Asian consumers are spending almost as much money on smartphones as on feature and basic phones, a GfK survey has found.
The research firm’s study - which covered ASEAN, Hong Kong, Taiwan and Korea - said that consumers bought 4.7 million smartphones worth $1.48 billion (€1.08 billion) in the third quarter, compared to just 1.27 million units in the same period last year.
While just one in every five phones sold was a smartphone, smartphones accounted for almost half the value of all handsets sold.
“Smartphones are the key drivers of the telecommunications industry at this moment,” said Gerard Tan, GfK Asia regional account director for telecom.
He said competition is intensifying among the handset platforms, with Symbian under threat from the Android operating system (OS), which posted strong growth in the second and third quarters.
“Our Q3 report shows that Android has recently overtaken Symbian as the most popular smartphone OS in the context of Asia as a whole, in both value and unit sales,” Tan said.

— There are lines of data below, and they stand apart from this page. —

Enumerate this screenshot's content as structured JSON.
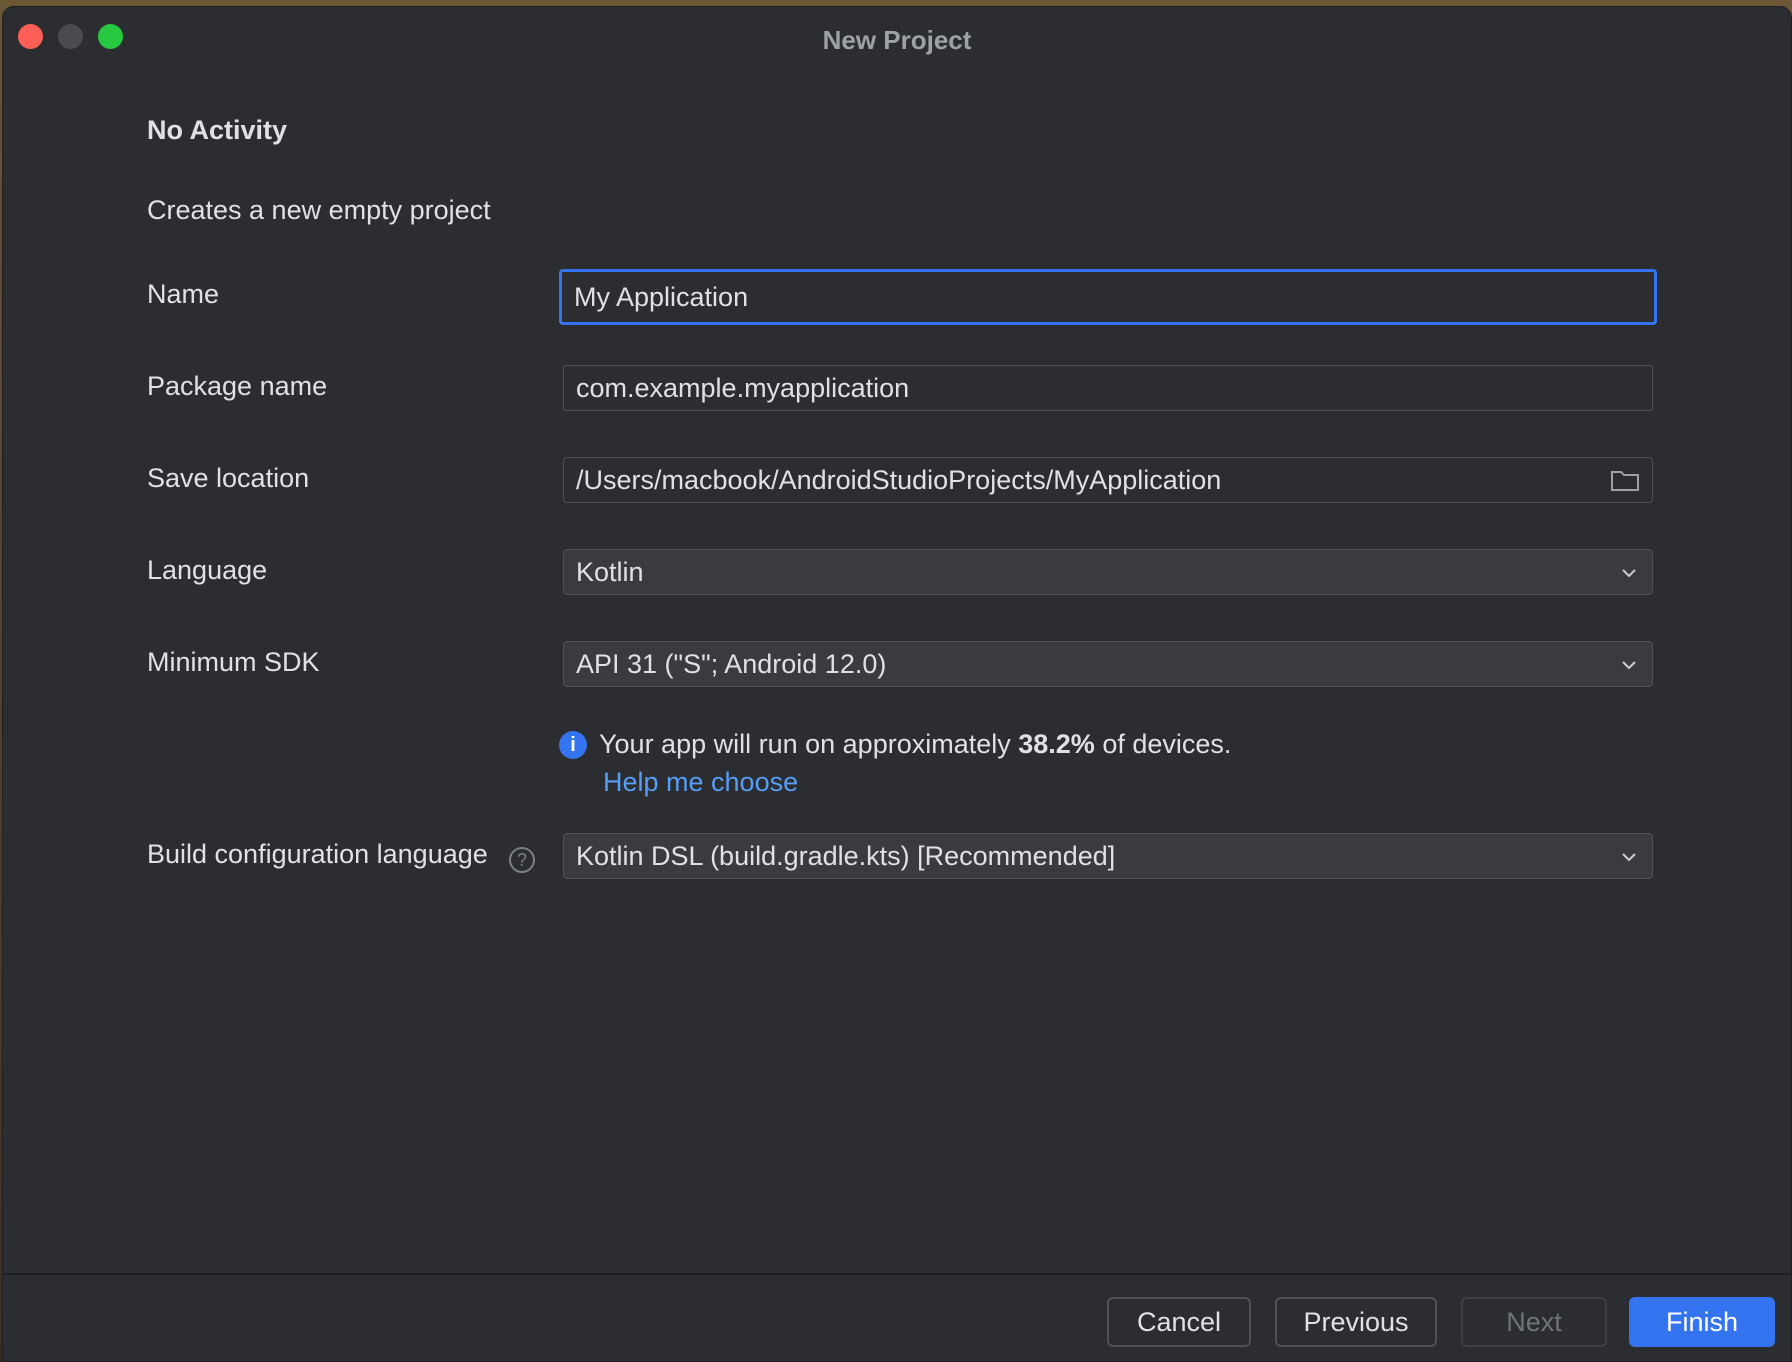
{
  "window": {
    "title": "New Project"
  },
  "template": {
    "heading": "No Activity",
    "description": "Creates a new empty project"
  },
  "form": {
    "name": {
      "label": "Name",
      "value": "My Application"
    },
    "package": {
      "label": "Package name",
      "value": "com.example.myapplication"
    },
    "save_location": {
      "label": "Save location",
      "value": "/Users/macbook/AndroidStudioProjects/MyApplication"
    },
    "language": {
      "label": "Language",
      "value": "Kotlin"
    },
    "min_sdk": {
      "label": "Minimum SDK",
      "value": "API 31 (\"S\"; Android 12.0)"
    },
    "sdk_info": {
      "prefix": "Your app will run on approximately ",
      "percent": "38.2%",
      "suffix": " of devices.",
      "help_link": "Help me choose"
    },
    "build_config": {
      "label": "Build configuration language",
      "value": "Kotlin DSL (build.gradle.kts) [Recommended]"
    }
  },
  "buttons": {
    "cancel": "Cancel",
    "previous": "Previous",
    "next": "Next",
    "finish": "Finish"
  },
  "colors": {
    "accent": "#3574f0",
    "link": "#589df6",
    "background": "#2b2d30"
  }
}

He said smartphone OS competition was at its most intense in Hong Kong, Taiwan and Korea, with market share fluctuating in response to vendor sales initiatives.
Android started escalating at the beginning of 2010 and overtook iOS, the second most popular platform, in the second quarter.
In southeast Asia, Symbian still dominates despite gradually losing market share to Android, RIM and iOS.